The impact with the hard-packed earth of the plain knocks the wind out of me. My backpack does little to soften the blow. Fortunately my quiver has caught in the crook of my elbow, sparing both itself and my shoulder, and my bow is locked in my grasp. The ground still shakes with explosions. I can’t hear them. I can’t hear anything at the moment. But the apples must have set off enough mines, causing debris to activate the others. I manage to shield my face with my arms as shattered bits of matter, some of it burning, rain down around me. An acrid smoke fills the air, which is not the best remedy for someone trying to regain the ability to breathe.

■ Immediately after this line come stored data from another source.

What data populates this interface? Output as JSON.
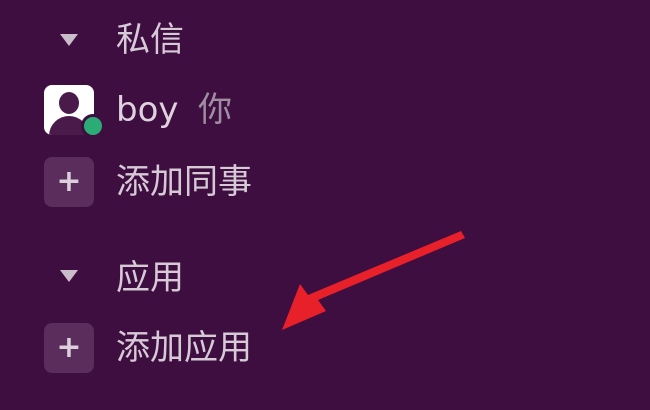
{
  "sidebar": {
    "dm_section": {
      "label": "私信",
      "caret_icon": "caret-down-icon"
    },
    "dm_items": [
      {
        "name": "boy",
        "you_suffix": "你",
        "avatar_icon": "user-avatar-icon",
        "presence": "online",
        "presence_color": "#2bac76"
      }
    ],
    "add_coworker": {
      "label": "添加同事",
      "icon": "plus-icon"
    },
    "apps_section": {
      "label": "应用",
      "caret_icon": "caret-down-icon"
    },
    "add_app": {
      "label": "添加应用",
      "icon": "plus-icon"
    }
  },
  "colors": {
    "background": "#3f0e40",
    "annotation_arrow": "#e8202a"
  }
}
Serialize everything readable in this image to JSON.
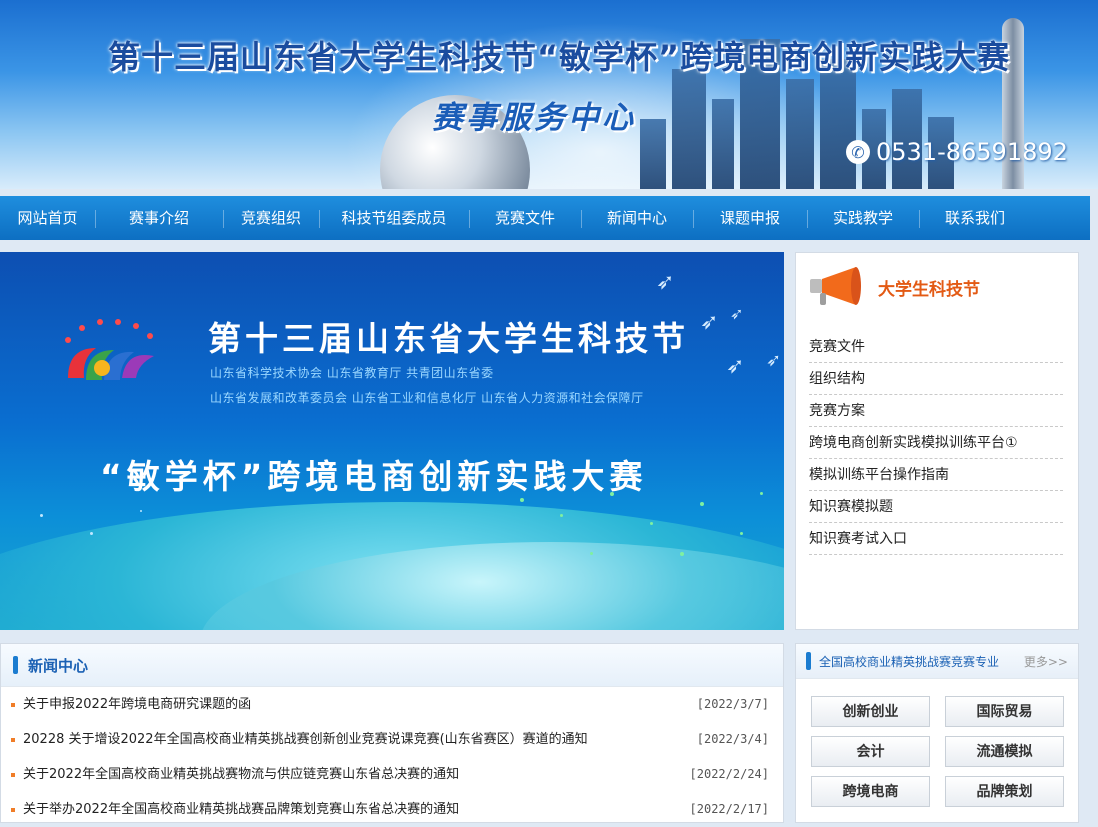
{
  "banner": {
    "title": "第十三届山东省大学生科技节“敏学杯”跨境电商创新实践大赛",
    "subtitle": "赛事服务中心",
    "phone": "0531-86591892",
    "phone_icon": "phone-icon"
  },
  "nav": {
    "items": [
      {
        "label": "网站首页"
      },
      {
        "label": "赛事介绍"
      },
      {
        "label": "竞赛组织"
      },
      {
        "label": "科技节组委成员"
      },
      {
        "label": "竞赛文件"
      },
      {
        "label": "新闻中心"
      },
      {
        "label": "课题申报"
      },
      {
        "label": "实践教学"
      },
      {
        "label": "联系我们"
      }
    ]
  },
  "hero": {
    "title": "第十三届山东省大学生科技节",
    "orgs_line1": "山东省科学技术协会   山东省教育厅   共青团山东省委",
    "orgs_line2": "山东省发展和改革委员会   山东省工业和信息化厅   山东省人力资源和社会保障厅",
    "contest": "“敏学杯”跨境电商创新实践大赛"
  },
  "sidebar": {
    "title": "大学生科技节",
    "links": [
      {
        "label": "竞赛文件"
      },
      {
        "label": "组织结构"
      },
      {
        "label": "竞赛方案"
      },
      {
        "label": "跨境电商创新实践模拟训练平台①"
      },
      {
        "label": "模拟训练平台操作指南"
      },
      {
        "label": "知识赛模拟题"
      },
      {
        "label": "知识赛考试入口"
      }
    ]
  },
  "news": {
    "title": "新闻中心",
    "items": [
      {
        "title": "关于申报2022年跨境电商研究课题的函",
        "date": "[2022/3/7]"
      },
      {
        "title": "20228 关于增设2022年全国高校商业精英挑战赛创新创业竞赛说课竞赛(山东省赛区）赛道的通知",
        "date": "[2022/3/4]"
      },
      {
        "title": "关于2022年全国高校商业精英挑战赛物流与供应链竞赛山东省总决赛的通知",
        "date": "[2022/2/24]"
      },
      {
        "title": "关于举办2022年全国高校商业精英挑战赛品牌策划竞赛山东省总决赛的通知",
        "date": "[2022/2/17]"
      }
    ]
  },
  "majors": {
    "title": "全国高校商业精英挑战赛竞赛专业",
    "more": "更多>>",
    "buttons": [
      {
        "label": "创新创业"
      },
      {
        "label": "国际贸易"
      },
      {
        "label": "会计"
      },
      {
        "label": "流通模拟"
      },
      {
        "label": "跨境电商"
      },
      {
        "label": "品牌策划"
      }
    ]
  },
  "colors": {
    "nav_bg": "#0d6fc2",
    "accent_orange": "#e35a14",
    "link_blue": "#1b61b4"
  }
}
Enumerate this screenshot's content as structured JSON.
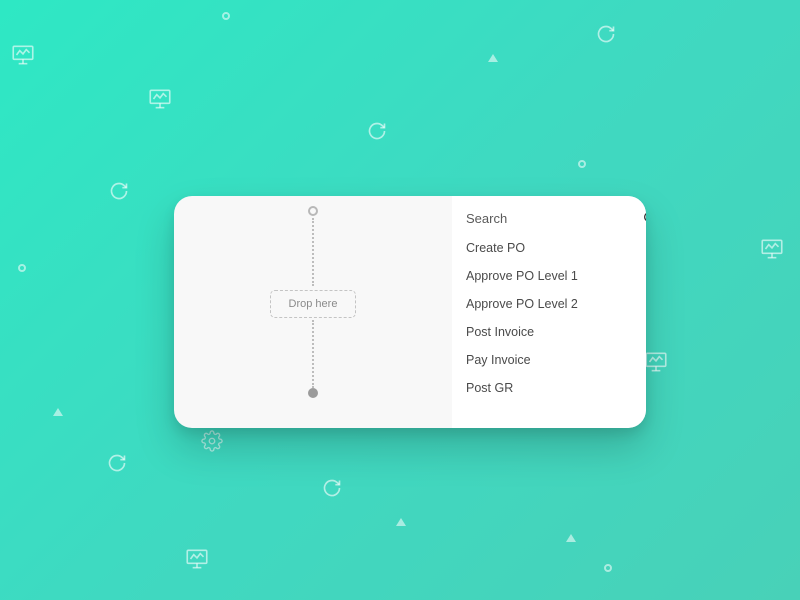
{
  "canvas": {
    "drop_label": "Drop here"
  },
  "search": {
    "placeholder": "Search"
  },
  "items": [
    {
      "label": "Create PO"
    },
    {
      "label": "Approve PO Level 1"
    },
    {
      "label": "Approve PO Level 2"
    },
    {
      "label": "Post Invoice"
    },
    {
      "label": "Pay Invoice"
    },
    {
      "label": "Post GR"
    }
  ]
}
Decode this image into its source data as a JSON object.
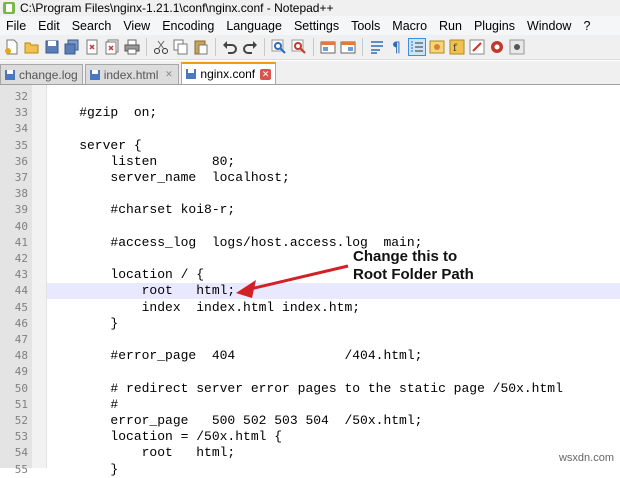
{
  "window": {
    "title": "C:\\Program Files\\nginx-1.21.1\\conf\\nginx.conf - Notepad++"
  },
  "menu": [
    "File",
    "Edit",
    "Search",
    "View",
    "Encoding",
    "Language",
    "Settings",
    "Tools",
    "Macro",
    "Run",
    "Plugins",
    "Window",
    "?"
  ],
  "tabs": [
    {
      "label": "change.log",
      "active": false
    },
    {
      "label": "index.html",
      "active": false
    },
    {
      "label": "nginx.conf",
      "active": true
    }
  ],
  "editor": {
    "current_line": "44",
    "lines": [
      {
        "n": "32",
        "text": ""
      },
      {
        "n": "33",
        "text": "    #gzip  on;"
      },
      {
        "n": "34",
        "text": ""
      },
      {
        "n": "35",
        "text": "    server {"
      },
      {
        "n": "36",
        "text": "        listen       80;"
      },
      {
        "n": "37",
        "text": "        server_name  localhost;"
      },
      {
        "n": "38",
        "text": ""
      },
      {
        "n": "39",
        "text": "        #charset koi8-r;"
      },
      {
        "n": "40",
        "text": ""
      },
      {
        "n": "41",
        "text": "        #access_log  logs/host.access.log  main;"
      },
      {
        "n": "42",
        "text": ""
      },
      {
        "n": "43",
        "text": "        location / {"
      },
      {
        "n": "44",
        "text": "            root   html;"
      },
      {
        "n": "45",
        "text": "            index  index.html index.htm;"
      },
      {
        "n": "46",
        "text": "        }"
      },
      {
        "n": "47",
        "text": ""
      },
      {
        "n": "48",
        "text": "        #error_page  404              /404.html;"
      },
      {
        "n": "49",
        "text": ""
      },
      {
        "n": "50",
        "text": "        # redirect server error pages to the static page /50x.html"
      },
      {
        "n": "51",
        "text": "        #"
      },
      {
        "n": "52",
        "text": "        error_page   500 502 503 504  /50x.html;"
      },
      {
        "n": "53",
        "text": "        location = /50x.html {"
      },
      {
        "n": "54",
        "text": "            root   html;"
      },
      {
        "n": "55",
        "text": "        }"
      }
    ]
  },
  "annotation": {
    "line1": "Change this to",
    "line2": "Root Folder Path",
    "color": "#d32027"
  },
  "watermark": "wsxdn.com"
}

After about a minute, the ground stops vibrating. I roll on my side and allow myself a moment of satisfaction the sight of the smoldering wreckage that was recently the pyramid. The Careers aren’t likely to salvage anything out of that.
I’d better get out of here, I think. They’ll be making a beeline for the place. But once I’m on my feet, I realize escape may not be so simple. I’m dizzy. Not the slightly wobbly kind, but the kind that sends the trees swooping around you and causes the earth to move in waves under your feet.